Even Biondi admits that the pursuit of Atlantic Union feels “damn near impossible” in the current climate. “Now, no one even wants to talk about it.”

Despite that, he remains optimistic that its time will come again. He believes that a lot of the thorniest issues we face today can only be solved through a federal approach.

As an example, he noted the affordability crisis and concerns about the outsourcing of manufacturing to low-cost countries to benefit corporate profits. “It’s like Animal Farm,” Biondi said. “Multi-national corporations are more equal than others.”

Not the future we want!

In an Atlantic Union, there would be genuinely reciprocal trade agreements between nations, rather than one-sided pacts that exploit cheap labor and throw Americans out of work.

(Biondi’s site uses the phrase “Make Atlantica Great Again,” a ploy to appeal to Trump’s base. He’s sympathetic to the issues that animate the MAGA movement, but he believes they’ve embraced the wrong solutions.)

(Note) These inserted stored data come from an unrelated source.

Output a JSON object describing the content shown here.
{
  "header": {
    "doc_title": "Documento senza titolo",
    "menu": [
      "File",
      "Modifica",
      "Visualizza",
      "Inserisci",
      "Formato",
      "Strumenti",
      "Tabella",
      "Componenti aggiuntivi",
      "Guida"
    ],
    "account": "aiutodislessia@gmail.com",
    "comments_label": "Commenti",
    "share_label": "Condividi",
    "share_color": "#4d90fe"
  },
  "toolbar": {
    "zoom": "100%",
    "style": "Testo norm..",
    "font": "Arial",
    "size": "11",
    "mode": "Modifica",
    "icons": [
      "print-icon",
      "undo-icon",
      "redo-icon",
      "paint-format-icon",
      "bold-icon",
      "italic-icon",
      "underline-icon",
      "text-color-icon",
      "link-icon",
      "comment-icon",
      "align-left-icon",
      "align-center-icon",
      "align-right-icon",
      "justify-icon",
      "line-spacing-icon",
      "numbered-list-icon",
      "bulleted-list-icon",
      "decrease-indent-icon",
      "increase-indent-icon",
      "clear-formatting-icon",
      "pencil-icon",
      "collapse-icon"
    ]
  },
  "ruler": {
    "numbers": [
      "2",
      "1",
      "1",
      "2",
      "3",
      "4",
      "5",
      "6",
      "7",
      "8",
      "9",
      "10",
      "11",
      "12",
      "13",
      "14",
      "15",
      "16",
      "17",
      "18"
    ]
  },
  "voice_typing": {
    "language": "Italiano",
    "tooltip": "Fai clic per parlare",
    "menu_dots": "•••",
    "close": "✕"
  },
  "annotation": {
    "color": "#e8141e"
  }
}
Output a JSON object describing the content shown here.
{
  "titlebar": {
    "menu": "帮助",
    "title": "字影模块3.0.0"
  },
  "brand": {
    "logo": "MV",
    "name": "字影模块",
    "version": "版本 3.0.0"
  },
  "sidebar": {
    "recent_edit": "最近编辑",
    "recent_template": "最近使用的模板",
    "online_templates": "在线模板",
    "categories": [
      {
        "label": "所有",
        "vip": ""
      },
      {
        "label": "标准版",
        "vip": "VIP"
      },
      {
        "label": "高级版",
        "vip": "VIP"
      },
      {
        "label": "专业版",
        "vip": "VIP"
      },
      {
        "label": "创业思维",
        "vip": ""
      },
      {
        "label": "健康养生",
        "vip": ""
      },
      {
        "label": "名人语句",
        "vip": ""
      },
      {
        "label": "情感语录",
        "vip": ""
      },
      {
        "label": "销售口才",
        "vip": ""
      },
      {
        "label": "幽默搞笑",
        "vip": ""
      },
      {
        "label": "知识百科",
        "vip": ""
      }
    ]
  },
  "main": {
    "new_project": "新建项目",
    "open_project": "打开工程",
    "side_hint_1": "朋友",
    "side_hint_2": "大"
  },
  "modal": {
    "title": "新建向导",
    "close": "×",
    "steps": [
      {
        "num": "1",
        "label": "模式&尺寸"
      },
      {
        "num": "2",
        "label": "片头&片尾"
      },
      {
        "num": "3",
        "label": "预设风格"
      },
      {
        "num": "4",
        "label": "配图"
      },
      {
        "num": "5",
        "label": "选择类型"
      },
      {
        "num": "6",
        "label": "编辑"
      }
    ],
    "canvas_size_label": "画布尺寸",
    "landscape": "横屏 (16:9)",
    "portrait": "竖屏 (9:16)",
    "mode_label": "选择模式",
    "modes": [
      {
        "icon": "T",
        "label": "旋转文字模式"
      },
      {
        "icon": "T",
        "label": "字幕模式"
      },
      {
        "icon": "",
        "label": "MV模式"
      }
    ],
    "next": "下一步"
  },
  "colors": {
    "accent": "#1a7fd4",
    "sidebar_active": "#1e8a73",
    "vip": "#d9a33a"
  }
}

Biondi also mentioned the rise of AI, and the possibility that it may lead to higher unemployment. If the responsibility for defense could be shifted to the Atlantic Union – and if they were able to forsake a large standing army in favor of a smaller, militia-style force – that would free up money to strengthen the social safety net and invest in training to help workers get back on the job market.

The Search for Another Kefauver

That all sounds good. But what will it take to get discussion of Atlantic Union back on the table?

Biondi believes the key is to find an up-and-coming politician who’s willing to be the next Kefauver. He hopes that an aspiring officeholder will read his site and decide to take up the cause, much as Kefauver was introduced to the idea of Atlantic Union by Ed Orgill and Lucius Burch in Memphis during his 1948 Senate campaign.

Kefauver made Atlantic Union one of his signature issues in the Senate.

“I’m looking for someone who’s willing to be a spokesman,” he said. “Can we find somebody who’s willing to talk about a controversial idea?”

Biondi cites the election of Rep. Alexandria Ocasio-Cortez and Zohran Mamdani as evidence that ideas that were off limits in America a decade or two ago are now possible. “If we can find that person” to be the new face of Atlantic Union, “I think we can have a real conversation.”

Biondi’s biggest dream would be to get the world’s richest man on board. His site calls for Elon Musk to host a “Transatlantic Citizens Congress” on X. “I want to turn him into Andrew Carnegie,” Biondi said, citing the steel baron who became a staunch advocate for world peace.

Could Musk become the next Carnegie?

He noted that Musk’s native South Africa was envisioned as a founding member of the Atlantic Union. He also pointed out that if Musk wants to realize his dream of colonizing Mars, he’ll need international cooperation.

“If I can get Musk to change his tune,” Biondi concluded, the prospects for Atlantic Union would take on new life.

For the time being, Rick Biondi is doing his best to keep the Atlantic Union flame alive while seeking a new champion to pick up the torch. The idea may seem like a long shot now, but the same was true when Clarence Streit first proposed it.

Streit would be glad that the Atlantic Union torch hasn’t been extinguished.

And despite the odds, it’s an ideal powerful enough to remain worth pursuing. To quote from President Kennedy’s 1962 speech, Atlantic Union “would serve as a nucleus for the eventual union of all free men–those who are now free and those who are vowing that some day they will be free.” What could be more American that the pursuit of freedom?